Congratulations to the White Sox who will soon tie the Cubs for two World Series Championships.
Damn Eva,
For someone a hundred years old I'm surprised you're awake let alone using the internet.
Wrigleyville alone is a good reason to be a Sox fan.
When the Sox win, can't wait to see the Million Mullet March down Columbus Drive. Haw haw!
Wrigleyville alone is a good reason to be a Sox fan.
And, of course, you altready know chopped liver that there are lot of places to go to before or after a Sox game...on the 35th CTA train station to someplace else that is, but not around Cellular Field, where if you turn the wrong way you'll be headed towards the Stateway Gardens which mysteriously have no gardens to be found.
To discount the history of both ballclubs is to diminish what generations of fans have passed long--just like what some of this column's writer was talking about.

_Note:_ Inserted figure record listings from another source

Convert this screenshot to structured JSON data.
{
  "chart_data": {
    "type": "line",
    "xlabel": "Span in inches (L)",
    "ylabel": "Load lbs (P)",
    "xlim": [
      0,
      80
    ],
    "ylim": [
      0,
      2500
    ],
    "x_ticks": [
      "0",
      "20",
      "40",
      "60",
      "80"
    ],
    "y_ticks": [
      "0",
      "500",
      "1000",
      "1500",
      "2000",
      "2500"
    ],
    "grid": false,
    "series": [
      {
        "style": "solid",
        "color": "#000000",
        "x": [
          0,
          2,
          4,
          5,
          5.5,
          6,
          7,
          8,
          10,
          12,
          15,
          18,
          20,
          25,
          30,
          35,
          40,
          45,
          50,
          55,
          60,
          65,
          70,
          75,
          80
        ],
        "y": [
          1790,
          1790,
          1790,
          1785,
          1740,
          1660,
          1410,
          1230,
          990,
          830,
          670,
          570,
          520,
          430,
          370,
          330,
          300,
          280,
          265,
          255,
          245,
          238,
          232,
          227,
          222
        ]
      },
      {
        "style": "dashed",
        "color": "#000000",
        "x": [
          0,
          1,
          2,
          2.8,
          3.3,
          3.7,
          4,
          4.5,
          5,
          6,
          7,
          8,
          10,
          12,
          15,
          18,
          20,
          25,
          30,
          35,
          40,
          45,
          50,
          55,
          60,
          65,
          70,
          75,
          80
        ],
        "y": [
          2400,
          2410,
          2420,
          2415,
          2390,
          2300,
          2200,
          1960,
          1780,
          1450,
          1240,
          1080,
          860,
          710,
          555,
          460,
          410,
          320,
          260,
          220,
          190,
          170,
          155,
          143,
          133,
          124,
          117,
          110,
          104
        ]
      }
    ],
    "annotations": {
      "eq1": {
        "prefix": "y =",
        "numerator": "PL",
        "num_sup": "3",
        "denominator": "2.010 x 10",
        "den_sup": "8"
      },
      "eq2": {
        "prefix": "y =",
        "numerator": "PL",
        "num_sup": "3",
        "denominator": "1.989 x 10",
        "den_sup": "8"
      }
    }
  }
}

Fact is, until a week ago Sunday, the White Sox had no room to lecture the Cubs about futility. It had been every bit as a loser franchise as the Cubs, maybe even more so because of the dumb business decisions over the years.
Neglect maintaining Comiskey Park? check
Poorly design a new ballpark so that it would need major renovations to its aestethics within 10 years of opening? check.
Run off the most entertaining TV broadcasting duo in the history of TV (Piersall and Caray)? check.
Flirt with moving the team to Milwaukee, Seattle and Tampa? check.
Take the Sox off Channel 9 and move them to UHF's Channel 44? check.
Put the White Sox on PPV ONTV in the early 1980s? check.
Put Sox radio games on low-powered stations so a fan driving from O'Hare to Hammond might have to change the station 3 or 4 times to hear the game? check.
The Cubs, God love 'em, know marketing and how to turn even an uncompetitive team into an enjoyable product (although I think it's immensely more enjoyable when they are competitive). It's allowed the Cubs to act like the big-market team that they are. So if it means they attract a few pigeons, so be it. If it means they bring in a couple million people in from out of town, shouldn't we be celebrating that? I laugh at those who choose to live in the 3rd largest city in America and one of the best cities in the world yet complain too many tourists come visit. Move to Rockford or Moline if that bothers you.
I became a Cubs fan because my father was a Cubs fan, and a damn frustrated one at that. Fortunately, he passed on other vices like his love of good Scotch, etc., to make being a Cubs fan bearable.
If they win, this will be the third White Sox championship. 1906, 1917, and potentially 2005. So congratulations would be to the Sox for passing the Cubs in World Championships.
And Budweiser is unbearable to drink, but it's still the best selling beer. Popularity does not equate quality...
WHO is drinking all this Budweiser???